Baca berita dengan sedikit iklan, klik di sini

Ekonomi

Agar Tak Kehilangan Momen

Pemerintah segera mengenakan lagi bea masuk baja. Daya saing lemah.

21 Juni 2004 | 00.00 WIB

Image of Tempo
Perbesar

Baca berita dengan sedikit iklan, klik di sini

BELAKANGAN ini, rona wajah Dirjen Industri Logam, Mesin, Elektronika, dan Aneka, Departemen Perindustrian dan Perdagangan, Soebagyo, sering terkesan cemas. Mungkin karena urusan harmonisasi tarif baja yang tak kunjung putus dari tim tarif Departemen Keuangan. Dijanjikan rampung pertengahan Juni, eh, hingga mendekati akhir bulan belum tersirat perkembangan berarti.

Menurut ketua tim, Yusuf, pihaknya cukup sulit mengeluarkan kebijakan harmonisasi tarif baja pada bulan ini. Tim masih memerlukan pandangan stakeholder lain dan menyimak pengaruhnya bagi konsumen. "Yang pasti, kami masih mengevaluasi kebijakan pemerintah membebaskan bea masuk baja sejak 1 April lalu," kata Yusuf kepada TEMPO.

Sejak 1 April itu, industri hilir baja seperti memasuki "bulan madu". Tata niaga baja pun dua bulan sebelumnya dihapuskan. Tapi kelihatannya masa "bulan madu" itu lebih cepat dari rencana sebelumnya, yakni berlaku setahun. Departemen Perindustrian dan Perdagangan buru-buru mengusulkan pengenaan bea masuk baja, dengan judul "harmonisasi tarif baja".
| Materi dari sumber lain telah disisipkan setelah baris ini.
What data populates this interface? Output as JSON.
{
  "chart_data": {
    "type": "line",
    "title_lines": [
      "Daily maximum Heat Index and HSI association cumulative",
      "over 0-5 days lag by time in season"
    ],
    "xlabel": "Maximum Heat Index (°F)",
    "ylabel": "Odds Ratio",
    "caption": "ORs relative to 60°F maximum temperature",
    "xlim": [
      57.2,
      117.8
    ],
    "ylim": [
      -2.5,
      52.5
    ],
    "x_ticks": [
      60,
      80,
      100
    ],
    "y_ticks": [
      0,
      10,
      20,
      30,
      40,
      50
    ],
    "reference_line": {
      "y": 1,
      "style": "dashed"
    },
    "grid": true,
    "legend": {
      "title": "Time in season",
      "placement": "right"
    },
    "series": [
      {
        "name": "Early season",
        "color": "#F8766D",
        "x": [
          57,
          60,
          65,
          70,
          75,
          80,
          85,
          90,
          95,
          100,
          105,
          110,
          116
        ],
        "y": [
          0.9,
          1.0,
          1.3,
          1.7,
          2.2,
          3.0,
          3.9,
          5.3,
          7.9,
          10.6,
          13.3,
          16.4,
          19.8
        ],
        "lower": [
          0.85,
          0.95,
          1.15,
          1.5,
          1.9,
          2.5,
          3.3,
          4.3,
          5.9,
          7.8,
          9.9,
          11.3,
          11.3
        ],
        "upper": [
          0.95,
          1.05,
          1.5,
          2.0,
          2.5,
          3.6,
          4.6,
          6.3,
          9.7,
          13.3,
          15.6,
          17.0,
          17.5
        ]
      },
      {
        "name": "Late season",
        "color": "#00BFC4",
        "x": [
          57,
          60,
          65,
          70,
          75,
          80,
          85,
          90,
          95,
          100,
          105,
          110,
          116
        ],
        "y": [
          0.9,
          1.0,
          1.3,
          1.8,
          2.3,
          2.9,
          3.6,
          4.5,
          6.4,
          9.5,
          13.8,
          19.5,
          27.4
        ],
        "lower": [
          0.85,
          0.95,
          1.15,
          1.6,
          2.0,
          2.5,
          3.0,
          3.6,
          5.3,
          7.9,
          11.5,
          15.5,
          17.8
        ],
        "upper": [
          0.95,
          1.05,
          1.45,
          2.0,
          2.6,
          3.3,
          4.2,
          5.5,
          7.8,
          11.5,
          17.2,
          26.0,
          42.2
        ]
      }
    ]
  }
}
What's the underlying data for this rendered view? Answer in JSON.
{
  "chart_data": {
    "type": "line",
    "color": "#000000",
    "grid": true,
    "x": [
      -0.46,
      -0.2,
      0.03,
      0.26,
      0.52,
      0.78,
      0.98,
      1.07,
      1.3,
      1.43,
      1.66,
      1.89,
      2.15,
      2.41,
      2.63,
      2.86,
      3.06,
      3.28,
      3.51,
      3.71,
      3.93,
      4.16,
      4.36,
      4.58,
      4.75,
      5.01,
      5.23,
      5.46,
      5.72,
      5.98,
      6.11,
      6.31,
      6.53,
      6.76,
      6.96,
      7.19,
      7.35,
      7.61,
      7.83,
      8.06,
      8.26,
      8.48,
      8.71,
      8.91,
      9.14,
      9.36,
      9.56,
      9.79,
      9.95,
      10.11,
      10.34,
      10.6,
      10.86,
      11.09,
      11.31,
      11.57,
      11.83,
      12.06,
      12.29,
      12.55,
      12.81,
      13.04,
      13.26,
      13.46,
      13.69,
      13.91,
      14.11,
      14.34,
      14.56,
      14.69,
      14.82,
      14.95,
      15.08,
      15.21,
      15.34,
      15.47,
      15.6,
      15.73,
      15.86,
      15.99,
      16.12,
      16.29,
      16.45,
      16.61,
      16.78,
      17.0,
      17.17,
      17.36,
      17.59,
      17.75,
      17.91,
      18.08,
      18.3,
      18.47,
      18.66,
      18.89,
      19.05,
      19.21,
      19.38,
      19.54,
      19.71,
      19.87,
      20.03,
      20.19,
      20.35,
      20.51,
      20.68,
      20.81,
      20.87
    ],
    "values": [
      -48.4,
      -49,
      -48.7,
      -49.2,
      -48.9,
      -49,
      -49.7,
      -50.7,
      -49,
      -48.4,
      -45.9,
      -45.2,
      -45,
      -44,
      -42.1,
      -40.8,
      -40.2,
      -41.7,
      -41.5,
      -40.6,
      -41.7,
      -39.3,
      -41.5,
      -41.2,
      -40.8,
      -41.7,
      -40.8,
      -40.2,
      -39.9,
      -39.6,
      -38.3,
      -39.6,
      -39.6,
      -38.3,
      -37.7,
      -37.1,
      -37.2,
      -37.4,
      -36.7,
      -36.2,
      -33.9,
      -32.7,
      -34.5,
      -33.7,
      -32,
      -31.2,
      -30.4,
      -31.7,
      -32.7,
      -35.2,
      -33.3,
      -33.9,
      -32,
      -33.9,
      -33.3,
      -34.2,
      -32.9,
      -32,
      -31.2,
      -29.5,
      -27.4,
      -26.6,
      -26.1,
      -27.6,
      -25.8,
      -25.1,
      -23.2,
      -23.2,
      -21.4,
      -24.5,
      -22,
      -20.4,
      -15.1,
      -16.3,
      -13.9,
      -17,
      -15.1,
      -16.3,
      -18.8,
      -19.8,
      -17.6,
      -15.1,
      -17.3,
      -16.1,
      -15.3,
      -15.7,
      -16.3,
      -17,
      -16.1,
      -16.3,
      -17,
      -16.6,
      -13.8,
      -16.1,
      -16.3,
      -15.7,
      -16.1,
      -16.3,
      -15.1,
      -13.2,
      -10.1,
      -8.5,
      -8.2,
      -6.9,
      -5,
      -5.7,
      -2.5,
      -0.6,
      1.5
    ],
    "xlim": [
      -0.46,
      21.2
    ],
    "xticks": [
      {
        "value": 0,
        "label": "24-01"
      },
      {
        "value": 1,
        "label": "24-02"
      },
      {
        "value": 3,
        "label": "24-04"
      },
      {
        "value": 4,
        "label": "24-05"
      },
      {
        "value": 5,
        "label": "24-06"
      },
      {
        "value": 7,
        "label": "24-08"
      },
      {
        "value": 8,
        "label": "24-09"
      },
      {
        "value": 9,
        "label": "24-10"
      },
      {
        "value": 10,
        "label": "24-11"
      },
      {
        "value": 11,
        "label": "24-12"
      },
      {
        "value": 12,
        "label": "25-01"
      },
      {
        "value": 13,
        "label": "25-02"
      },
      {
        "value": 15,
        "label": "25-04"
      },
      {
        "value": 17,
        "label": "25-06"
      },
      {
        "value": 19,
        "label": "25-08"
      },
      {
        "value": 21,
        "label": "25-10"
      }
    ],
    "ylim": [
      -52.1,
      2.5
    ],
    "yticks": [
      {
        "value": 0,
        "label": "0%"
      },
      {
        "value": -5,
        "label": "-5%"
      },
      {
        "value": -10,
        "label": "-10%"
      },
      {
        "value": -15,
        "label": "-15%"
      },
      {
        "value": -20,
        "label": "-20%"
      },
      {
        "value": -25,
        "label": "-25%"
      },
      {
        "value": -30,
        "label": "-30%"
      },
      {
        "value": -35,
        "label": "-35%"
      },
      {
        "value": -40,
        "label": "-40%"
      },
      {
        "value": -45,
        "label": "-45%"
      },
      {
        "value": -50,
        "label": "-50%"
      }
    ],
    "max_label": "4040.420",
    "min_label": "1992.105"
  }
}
Menurut Soebagyo, sejak 2 Juni pihaknya mengajukan pengenaan tarif secara seimbang dan merata. Pertimbangannya, kondisi pasar baja dunia mulai pulih sehingga harga baja pun mulai turun (lihat Balik ke Jalur Normal). Departemen Perindustrian mengusulkan bea masuk produk hulu seperti slab, bilet, dan ingot tetap nol persen. Untuk produk antara, yakni baja canai panas, baja canai dingin, dan pelat baja: 5-10 persen. Produk hilir, yaitu pipa, baja lapis seng, dan alat-alat mesin pertanian: 15-10 persen.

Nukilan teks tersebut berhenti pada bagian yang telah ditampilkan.